Gov. Andrew M. Cuomo (Sept. 27, 2011) Credit: AP

Members of the second-largest state employees union ratified a revised four-year contract Thursday, staving off nearly 3,500 layoffs.

The labor agreement was approved by 70 percent of the 39,363 New York State Public Employees Federation members who cast votes. Gov. Andrew M. Cuomo, who had ordered the layoffs after union members initially rejected a deal in September, Thursday rescinded the order.

"This shows that collaboration works," Cuomo said at a news conference after the vote. He drew a contrast between New York's labor negotiations and those in other parts of the country that have been more contentious. "This is slowing people down, providing the information, removing the emotion and cooler heads prevailing for a better outcome for all."

The approved contract includes three years of salary freezes, a 2 percent raise in the fourth year, nine pay-deferred furlough days and increased employee health care costs.

The first vote, which was on a five-year contract, was a rare rebuke to the governor when 54 percent of those who voted rejected it. Cuomo initially refused to budge on renegotiations, urging the 56,000-member union to adopt the contract. But he later said he was open to tweaks to the contract as long as it produced the same savings -- $75 million in the first year.

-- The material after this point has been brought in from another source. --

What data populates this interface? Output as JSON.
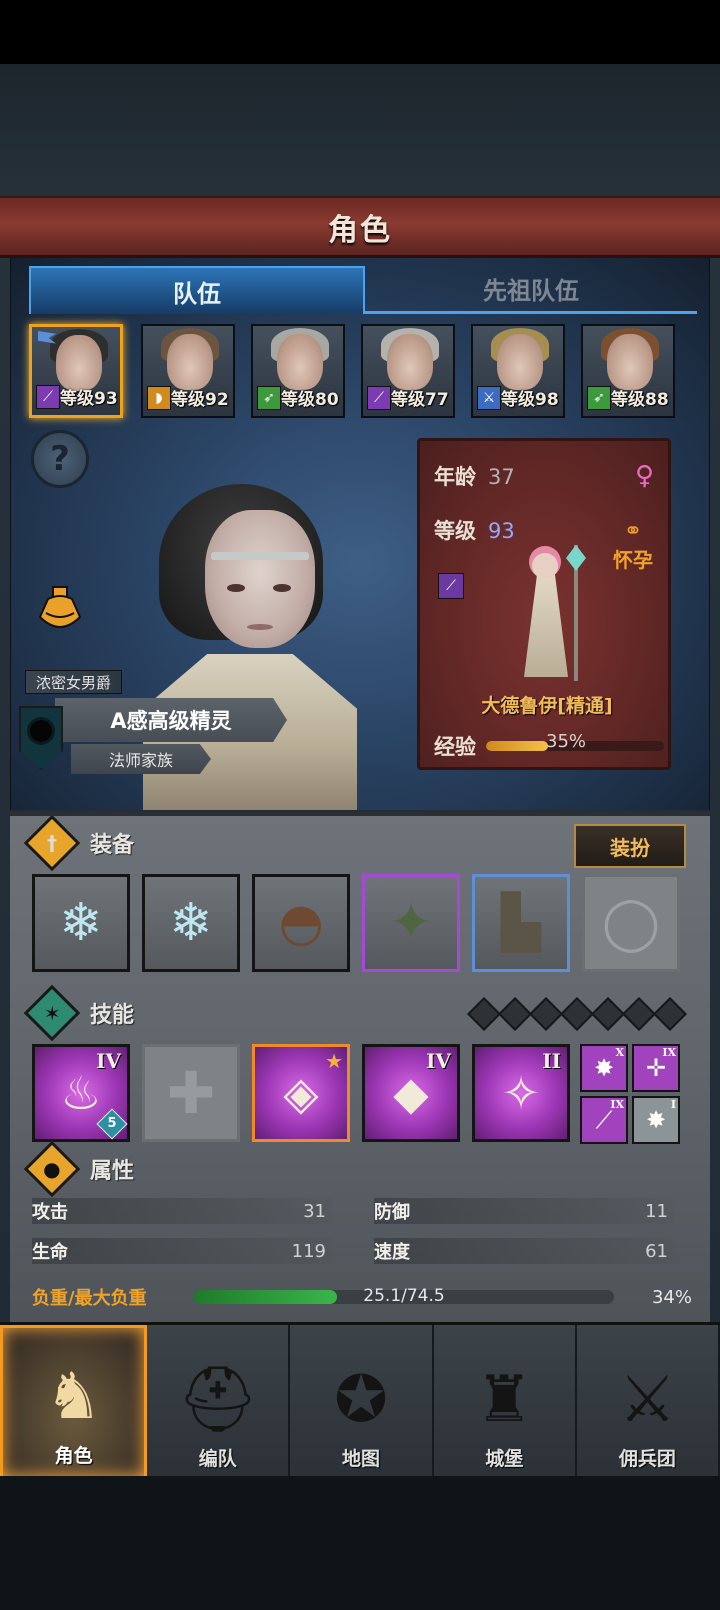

Union negotiators and the governor's office agreed on the revisions on Oct. 15. Union leadership approved the contract the next day and sent out ballots to members that were due by Thursday.

PEF vice president and contract chairman Tom Comanzo said at a news conference that one reason the pact passed this time was that the layoffs were no longer an abstraction.

"The 3,496 members that were going to be laid off effective [Friday] was a very real figure," Comanzo said. "We have names and faces and agencies and work locations to put with that number, and I think that helped make a difference."

Comanzo said he was confident that an agreement giving the union the right to go to arbitration over future proposed layoffs would protect members throughout this contract and that the 2.5 percent reductions to state agency spending announced this week would not affect them.

One major change from the old contract was that workers will be reimbursed for their furlough days so that they won't affect final average salaries, which are used to calculate pensions. Employees will be reimbursed for all furlough days during the fourth year of the contract, or sooner if they leave state service.

Cuomo called the resolution part of a "monumental undertaking" to cut spending in a difficult economic environment, including $450 million in state labor costs in the current fiscal year. The state's largest union, the Civil Service Employees Association, approved a similar contract in August.

Assembly Speaker Sheldon Silver (D-Manhattan) said that the "vote shows that the leadership of PEF and its members appreciate that shared sacrifice is necessary in order to ensure the security of working families and the continuation of vital services."